Re: Terms and display terms in scan from Ray Larson on 2004-02-20 (www-zig@w3.org from February 2004)

From: Ray Larson <ray@SIMS.Berkeley.EDU>
Date: Thu, 19 Feb 2004 16:08:58 -0800 (PST)
To: ajk@mds.rmit.edu.au
Cc: www-zig@w3.org
Message-Id: <200402200008.i1K08wes012822@sherlock.sims.berkeley.edu>

>>>>> "Alan" == Alan Kent <ajk@mds.rmit.edu.au> writes:

    Alan> On Thu, Feb 19, 2004 at 11:35:53AM +0000, Robert Sanderson
    Alan> wrote:
    >> We return the stemmed term, eg 'happi' for happy, happily,
    >> happiness.

This isn't completely true (and Rob knows better) what is returned
from scan is what was put into the index after normalization, so
if stemming was requested during normalization, stemmed terms are 
returned, if not, they are not stemmed.

    Alan> So returned 'term' values may be munged, but are used for
    Alan> searching.

    Alan> This implies you have to guarantee any output of your
    Alan> stemmer can be fed back into the stemmer and have the same
    Alan> value output again.  Otherwise the term from the scan could
    Alan> not be used for searching.
That is the case for our stemmer, a stemmed word submitted to the
stemmer returns the same word

    Alan> In the case of soundex, this could be achieved by looking at
    Alan> the term and saying "ooh, that looks like the output of the
    Alan> soundex algorithm - I will just leave that alone".

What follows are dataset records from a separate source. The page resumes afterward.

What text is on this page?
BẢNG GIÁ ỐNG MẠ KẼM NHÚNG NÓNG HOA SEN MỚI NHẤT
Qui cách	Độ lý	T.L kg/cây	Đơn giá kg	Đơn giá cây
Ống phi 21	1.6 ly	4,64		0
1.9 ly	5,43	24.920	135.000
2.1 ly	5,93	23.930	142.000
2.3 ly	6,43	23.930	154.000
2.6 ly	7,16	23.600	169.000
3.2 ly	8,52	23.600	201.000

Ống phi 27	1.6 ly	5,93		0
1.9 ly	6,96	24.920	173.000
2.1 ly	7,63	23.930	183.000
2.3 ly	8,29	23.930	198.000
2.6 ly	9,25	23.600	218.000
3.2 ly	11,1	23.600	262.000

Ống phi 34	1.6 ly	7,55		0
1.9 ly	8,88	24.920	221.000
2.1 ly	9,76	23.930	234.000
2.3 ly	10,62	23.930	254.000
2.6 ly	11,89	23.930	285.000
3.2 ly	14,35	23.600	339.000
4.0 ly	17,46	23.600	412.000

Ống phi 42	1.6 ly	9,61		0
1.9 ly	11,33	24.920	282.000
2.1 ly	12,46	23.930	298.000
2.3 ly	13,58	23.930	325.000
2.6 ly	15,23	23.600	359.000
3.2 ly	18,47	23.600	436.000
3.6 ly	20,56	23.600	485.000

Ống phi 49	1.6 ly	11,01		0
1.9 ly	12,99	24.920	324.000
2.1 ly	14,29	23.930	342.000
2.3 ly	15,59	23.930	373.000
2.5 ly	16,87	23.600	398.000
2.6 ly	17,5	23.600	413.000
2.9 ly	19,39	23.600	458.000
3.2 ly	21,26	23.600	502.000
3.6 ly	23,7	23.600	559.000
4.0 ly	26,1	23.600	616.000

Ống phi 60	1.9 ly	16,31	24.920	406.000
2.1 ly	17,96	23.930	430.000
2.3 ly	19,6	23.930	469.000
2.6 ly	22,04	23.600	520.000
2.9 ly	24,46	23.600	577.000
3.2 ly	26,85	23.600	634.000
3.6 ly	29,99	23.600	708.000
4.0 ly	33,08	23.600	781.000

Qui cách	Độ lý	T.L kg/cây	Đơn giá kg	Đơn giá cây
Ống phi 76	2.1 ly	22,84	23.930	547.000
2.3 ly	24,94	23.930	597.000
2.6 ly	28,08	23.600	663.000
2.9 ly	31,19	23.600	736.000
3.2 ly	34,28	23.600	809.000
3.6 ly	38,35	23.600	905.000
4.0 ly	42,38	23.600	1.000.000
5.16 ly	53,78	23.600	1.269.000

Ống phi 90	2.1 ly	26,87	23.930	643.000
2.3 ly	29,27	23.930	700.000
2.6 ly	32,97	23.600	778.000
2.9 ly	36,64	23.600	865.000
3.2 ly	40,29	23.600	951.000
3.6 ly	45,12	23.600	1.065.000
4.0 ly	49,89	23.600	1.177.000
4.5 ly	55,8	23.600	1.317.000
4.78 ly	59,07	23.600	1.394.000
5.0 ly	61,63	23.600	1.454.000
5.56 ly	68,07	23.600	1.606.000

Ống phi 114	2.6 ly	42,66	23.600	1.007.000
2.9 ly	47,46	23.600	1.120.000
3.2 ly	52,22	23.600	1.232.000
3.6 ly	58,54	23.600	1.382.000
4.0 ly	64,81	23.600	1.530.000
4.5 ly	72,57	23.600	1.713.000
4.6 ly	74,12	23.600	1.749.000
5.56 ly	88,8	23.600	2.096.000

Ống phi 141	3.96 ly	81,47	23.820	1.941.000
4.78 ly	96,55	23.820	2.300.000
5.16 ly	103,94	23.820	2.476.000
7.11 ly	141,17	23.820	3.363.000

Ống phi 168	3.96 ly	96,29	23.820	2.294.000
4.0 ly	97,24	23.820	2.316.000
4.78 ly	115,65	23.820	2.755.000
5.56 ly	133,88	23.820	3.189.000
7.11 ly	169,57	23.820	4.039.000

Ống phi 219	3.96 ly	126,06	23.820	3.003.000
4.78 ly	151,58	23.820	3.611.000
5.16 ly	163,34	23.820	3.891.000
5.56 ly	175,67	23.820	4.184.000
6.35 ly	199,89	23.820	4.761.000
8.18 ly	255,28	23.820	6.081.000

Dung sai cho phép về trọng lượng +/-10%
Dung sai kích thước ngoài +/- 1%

Right, and I have seen some where the term in TermInfo is an incomprehensible
mangle of stuff, and displayTerm may or may not be filled in.

    Alan> This is also consistent with what Ashley does - if it has
    Alan> spaces, munge it. If it does not have spaces, maybe its a
    Alan> scan term so don't do anything to it.

    Alan> Thanks Alan


Cheers,
Ray Larson

Received on Thursday, 19 February 2004 19:09:02 UTC